CyberGym gilt als einer der wichtigsten internationalen Benchmarks für KI-gestützte Schwachstellenanalyse. Gemessen wird die Fähigkeit von KI-Systemen, Sicherheitslücken in Software nachzuvollziehen und zu reproduzieren, konkret anhand von 1.507 Aufgaben aus 188 Open-Source-Projekten. Dream erreichte dabei laut Aussendung eine Erfolgsquote von 96,6 Prozent, den bisherigen Höchstwert auf dem Benchmark. Die Ergebnisse auf dem Leaderboard werden von den teilnehmenden Teams selbst evaluiert und eingereicht.

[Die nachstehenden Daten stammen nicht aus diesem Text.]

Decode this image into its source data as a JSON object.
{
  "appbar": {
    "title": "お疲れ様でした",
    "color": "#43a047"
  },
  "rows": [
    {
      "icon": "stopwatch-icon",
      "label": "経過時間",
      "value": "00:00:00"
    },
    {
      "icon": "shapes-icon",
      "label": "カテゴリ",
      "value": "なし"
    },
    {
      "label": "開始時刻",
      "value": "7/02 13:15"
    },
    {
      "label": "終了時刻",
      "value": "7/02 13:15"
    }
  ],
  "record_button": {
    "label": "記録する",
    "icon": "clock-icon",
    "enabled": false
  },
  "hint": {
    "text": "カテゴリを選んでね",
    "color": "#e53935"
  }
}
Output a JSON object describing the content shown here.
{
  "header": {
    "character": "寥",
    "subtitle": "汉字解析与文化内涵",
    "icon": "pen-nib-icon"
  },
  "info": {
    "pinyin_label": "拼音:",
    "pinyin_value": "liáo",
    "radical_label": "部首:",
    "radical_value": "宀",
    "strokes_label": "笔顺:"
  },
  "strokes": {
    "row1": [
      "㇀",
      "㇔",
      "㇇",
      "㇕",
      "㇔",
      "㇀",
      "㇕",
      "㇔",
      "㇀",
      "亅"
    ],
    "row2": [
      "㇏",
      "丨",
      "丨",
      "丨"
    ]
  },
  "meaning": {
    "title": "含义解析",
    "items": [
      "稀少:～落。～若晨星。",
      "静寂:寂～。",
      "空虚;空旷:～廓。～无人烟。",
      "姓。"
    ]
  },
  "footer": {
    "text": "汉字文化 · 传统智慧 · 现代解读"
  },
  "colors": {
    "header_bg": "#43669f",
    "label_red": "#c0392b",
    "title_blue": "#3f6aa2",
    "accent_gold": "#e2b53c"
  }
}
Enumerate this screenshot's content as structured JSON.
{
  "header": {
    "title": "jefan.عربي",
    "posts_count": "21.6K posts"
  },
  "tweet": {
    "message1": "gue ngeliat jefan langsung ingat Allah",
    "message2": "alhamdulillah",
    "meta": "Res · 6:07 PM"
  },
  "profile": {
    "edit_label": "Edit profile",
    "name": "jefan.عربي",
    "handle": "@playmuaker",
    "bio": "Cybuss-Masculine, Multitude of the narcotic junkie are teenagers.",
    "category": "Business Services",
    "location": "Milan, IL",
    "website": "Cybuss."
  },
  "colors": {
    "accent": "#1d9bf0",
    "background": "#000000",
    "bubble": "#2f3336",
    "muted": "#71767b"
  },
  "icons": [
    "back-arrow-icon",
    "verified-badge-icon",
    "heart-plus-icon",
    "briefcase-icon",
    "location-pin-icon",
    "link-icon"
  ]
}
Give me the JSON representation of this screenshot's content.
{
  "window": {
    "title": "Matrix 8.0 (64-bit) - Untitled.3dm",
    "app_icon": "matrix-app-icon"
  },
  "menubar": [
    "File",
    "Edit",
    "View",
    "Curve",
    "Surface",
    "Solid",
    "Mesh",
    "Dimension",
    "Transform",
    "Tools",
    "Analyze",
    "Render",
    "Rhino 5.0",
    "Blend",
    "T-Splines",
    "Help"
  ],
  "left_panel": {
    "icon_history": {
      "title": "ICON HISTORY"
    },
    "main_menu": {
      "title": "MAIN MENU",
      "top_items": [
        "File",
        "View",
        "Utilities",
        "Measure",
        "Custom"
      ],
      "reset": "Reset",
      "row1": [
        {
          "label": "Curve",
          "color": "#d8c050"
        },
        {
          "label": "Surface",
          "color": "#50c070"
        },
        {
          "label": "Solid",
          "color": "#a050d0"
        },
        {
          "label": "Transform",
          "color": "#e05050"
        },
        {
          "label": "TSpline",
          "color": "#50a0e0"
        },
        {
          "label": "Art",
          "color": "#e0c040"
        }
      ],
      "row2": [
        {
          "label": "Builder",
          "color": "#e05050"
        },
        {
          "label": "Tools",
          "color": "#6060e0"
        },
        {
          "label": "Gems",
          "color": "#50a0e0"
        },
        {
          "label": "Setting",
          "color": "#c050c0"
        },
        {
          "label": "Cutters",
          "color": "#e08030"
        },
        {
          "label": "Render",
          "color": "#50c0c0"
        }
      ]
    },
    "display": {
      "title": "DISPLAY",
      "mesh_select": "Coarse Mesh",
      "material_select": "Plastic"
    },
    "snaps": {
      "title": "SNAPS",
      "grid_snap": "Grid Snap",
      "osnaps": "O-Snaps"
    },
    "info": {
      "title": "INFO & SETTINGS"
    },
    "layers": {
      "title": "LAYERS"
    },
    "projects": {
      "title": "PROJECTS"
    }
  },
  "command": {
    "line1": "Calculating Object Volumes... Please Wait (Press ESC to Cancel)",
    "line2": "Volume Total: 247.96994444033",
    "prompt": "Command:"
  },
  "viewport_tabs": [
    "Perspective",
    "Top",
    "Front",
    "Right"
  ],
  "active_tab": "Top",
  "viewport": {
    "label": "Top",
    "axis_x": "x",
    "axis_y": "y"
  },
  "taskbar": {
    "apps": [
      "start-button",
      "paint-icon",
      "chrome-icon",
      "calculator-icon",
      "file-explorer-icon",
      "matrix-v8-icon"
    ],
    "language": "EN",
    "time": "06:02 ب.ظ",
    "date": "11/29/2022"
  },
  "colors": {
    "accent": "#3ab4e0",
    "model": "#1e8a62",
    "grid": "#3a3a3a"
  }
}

Spezialmodell „Hercules“ und Agenten-System „Hero“

Hinter dem Ergebnis steht eine Kombination aus zwei Komponenten, wie das Unternehmen in einem begleitenden Blogbeitrag ausführt: das auf Cybersecurity spezialisierte KI-Modell „Hercules“ und das Multi-Agenten-System „Hero“, das den Forschungsprozess orchestriert. Das System wurde nach Unternehmensangaben gezielt für defensive Sicherheitsarbeit entwickelt und soll bereits mehr als 1.000 validierte, zuvor unbekannte Schwachstellen (sogenannte Zero-Days) in Netzwerkgeräten, Firmware und Open-Source-Software identifiziert haben.

Ein zentrales Verkaufsargument ist dabei die Souveränitätsfrage: Das System läuft vollständig on-premises, also auf der eigenen Infrastruktur des jeweiligen Staates oder Betreibers, ohne dass Daten das Netzwerk verlassen. Damit richtet sich Dream an Regierungen und Betreiber kritischer Infrastruktur, die sensible Systeme nicht in Cloud-Umgebungen internationaler Anbieter auslagern wollen oder dürfen.

Kurz: „Dass die Heizung im Winter nicht ausfällt“

„Wir haben Dream gegründet, damit sich Staaten mit KI vor den gefährlichsten Cyberangriffen schützen können. Das Ranking freut uns und macht uns auch demütig, dahinter steht die Arbeit vieler Kolleginnen und Kollegen. Wichtiger als die Platzierung ist aber, was sie bedeutet: dass die Heizung im Winter nicht ausfällt, die Daten der Bürger sicher bleiben und Krankenhäuser ohne Unterbrechung weiterlaufen“, kommentiert Mitgründer Sebastian Kurz in der Aussendung.

Drei Milliarden US-Dollar Bewertung

Dream unterstützt nach eigenen Angaben Regierungen und Betreiber kritischer Infrastruktur in Europa, dem Nahen Osten und Südostasien. Der Ex-Bundeskanzler hatte das Unternehmen gemeinsam mit Shalev Hulio, dem früheren CEO der Spionagesoftware-Firma NSO, und CTO Gil Dolev gegründet (brutkasten berichtete). Zuletzt holte sich das Scaleup im Juni 2026 eine Finanzierungsrunde über 260 Millionen US-Dollar bei einer Bewertung von drei Milliarden US-Dollar (brutkasten berichtete). Laut Unternehmen beschäftigt Dream rund 350 Mitarbeiter:innen an den Standorten Wien, Tel Aviv und Abu Dhabi. Wie das Unternehmen intern funktioniert, hat sich brutkasten im Vorjahr beim Besuch im Hauptquartier in Tel Aviv angesehen.